Chapter 8 – Action Research: A collaborative approach that aims to both understand and change social or organizational situations. In action research, researchers partner with participants to identify problems, implement changes, and reflect on the outcomes in cycles. This chapter outlines how to plan, act, observe, and reflect in real contexts. Action research is highly relevant to management and community projects: for example, a researcher might work with a company team to iteratively improve their workflow using new software or collaborate with a community organization to develop a digital health intervention. Action research blurs the line between scholar and practitioner to generate practical solutions alongside theoretical insight.

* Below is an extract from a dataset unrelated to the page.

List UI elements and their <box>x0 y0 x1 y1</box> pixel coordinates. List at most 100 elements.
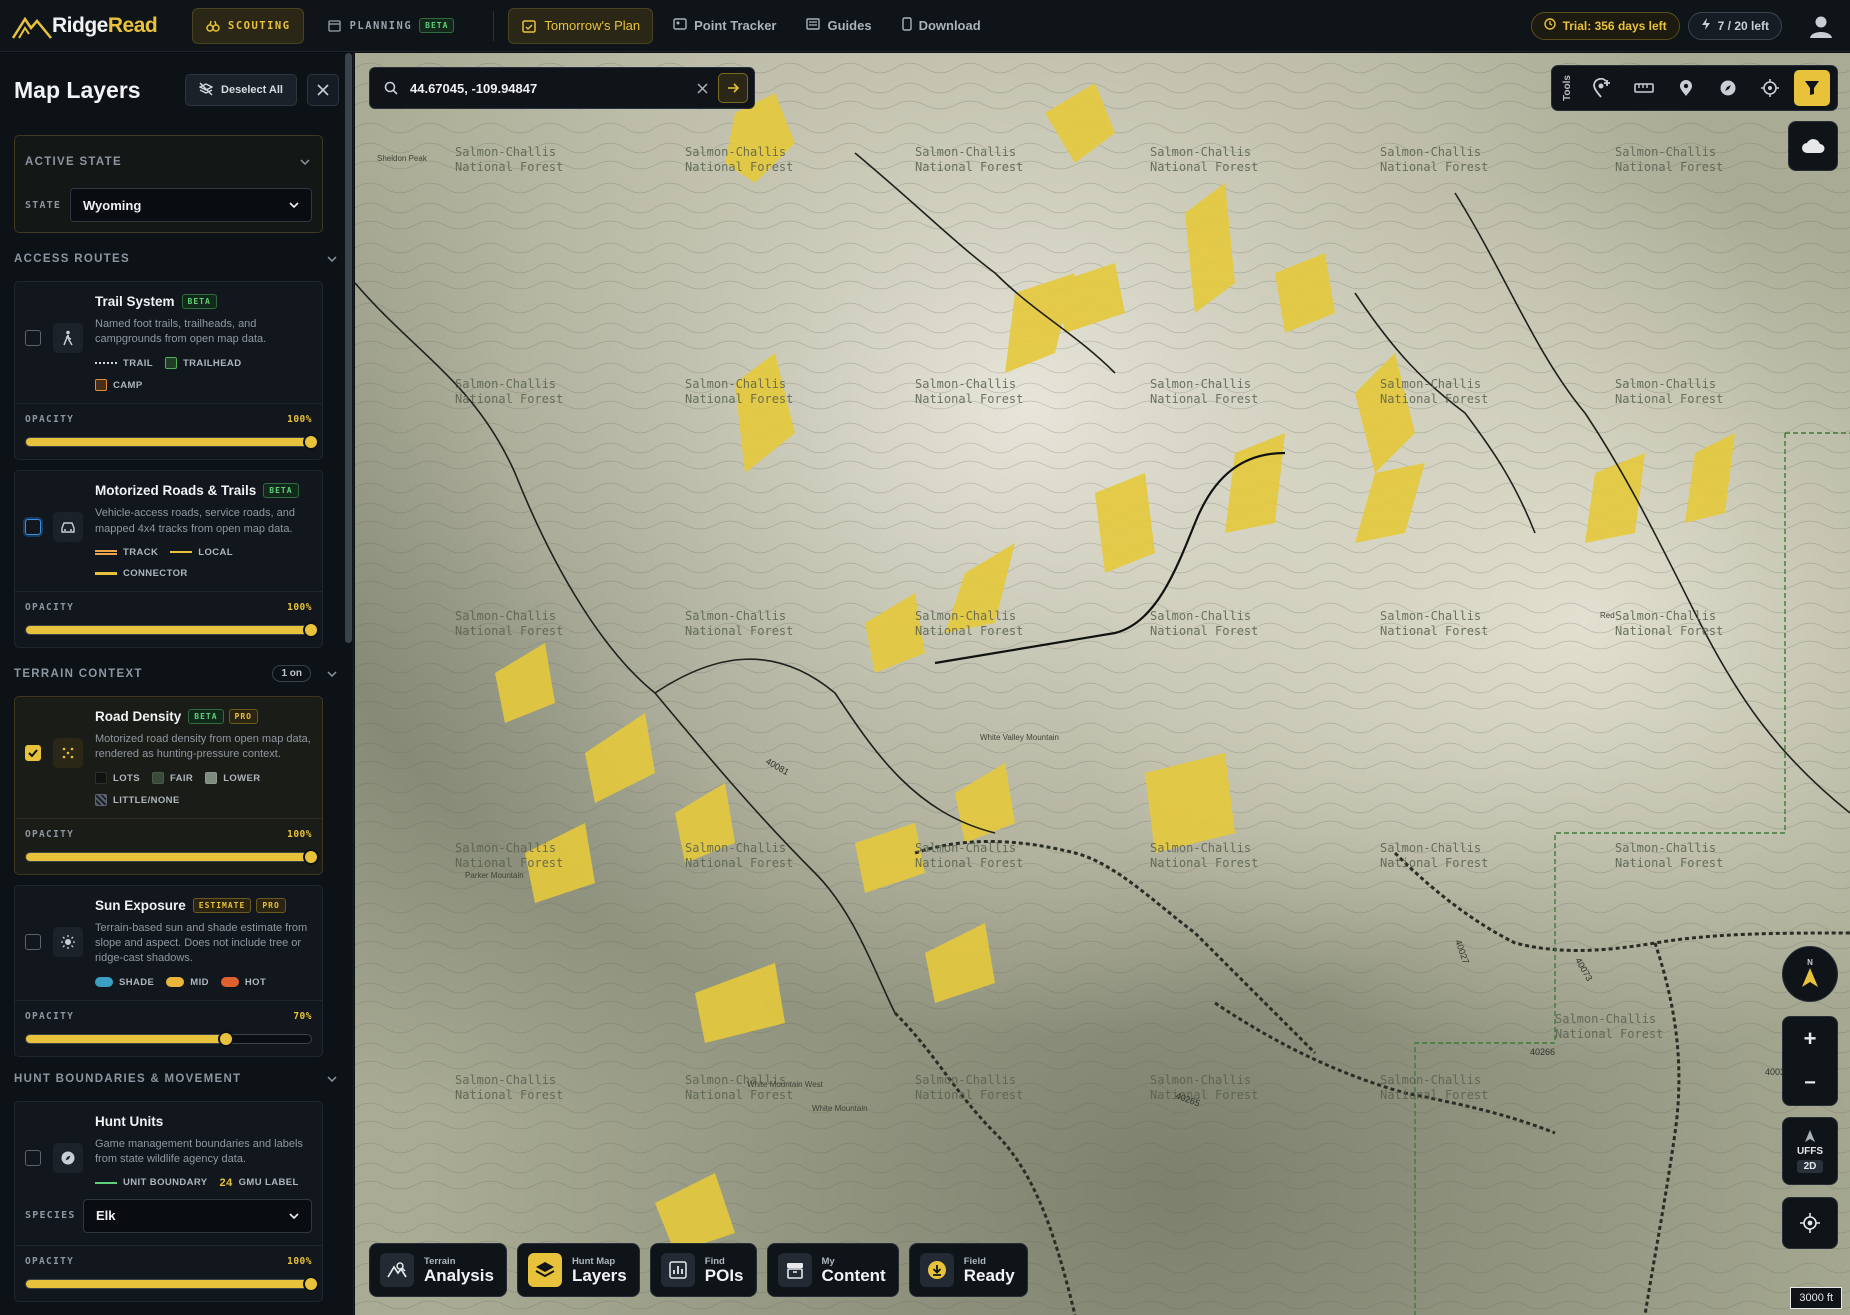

Chapter 9 – Autoethnography (and Duo-autoethnography): Turning the lens inward, using the researcher’s own experience as data. Autoethnography treats personal narratives as a way to understand broader cultural or organizational phenomena. This chapter guides readers on how to balance being both researcher and subject. For example, a scholar might write about their own journey through corporate downsizing to shed light on organizational culture, or an entrepreneur might analyze their own experience of a startup failure to reveal the stresses of innovation. Autoethnography can humanize research and offer deep reflexive insight, though it also raises ethical and validity questions (e.g., bias, confidentiality of others mentioned).
Chapter 10 – Netnography: Adapting ethnography to online communities. Netnography (coined by Kozinets) applies participant observation to digital spaces. Researchers can “lurk” or actively participate in forums, social media groups, multiplayer games, and other virtual communities. This chapter explains how to define an online community, enter it ethically, and gather data (posts, chat logs, and images) in an ethical manner. Netnography is increasingly important for understanding consumer or user communities: for instance, studying a brand’s fan group on Instagram or how remote teams build culture via Slack. The chapter also addresses challenges like digital consent and large quantities of textual data.
Chapter 11 – Visual and Arts-Based Qualitative Methods: Using images, video, drawing, and other creative media as data or tools. These methods include photovoice (where participants take photos related to the research question), photo-elicitation interviews, and participatory drawing exercises. The chapter explains why visual data reveal aspects of social experience that words alone cannot and how to analyze them. In social science and management, visual methods can engage participants in new ways – for example, asking employees to draw their workflow or consumers to share images of their product usage. They also align with participatory paradigms: for instance, giving cameras to community members (photovoice) empowers them to document issues in their own terms.
Together, these chapters form a comprehensive toolkit for qualitative inquiry in the digital era. Each method is presented with its theoretical underpinnings, step-by-step guidance, and examples of applications in social and organizational contexts. They show how qualitative techniques can adapt to new data forms (like social media or video) while preserving the core goal: understanding people’s meanings and actions in context.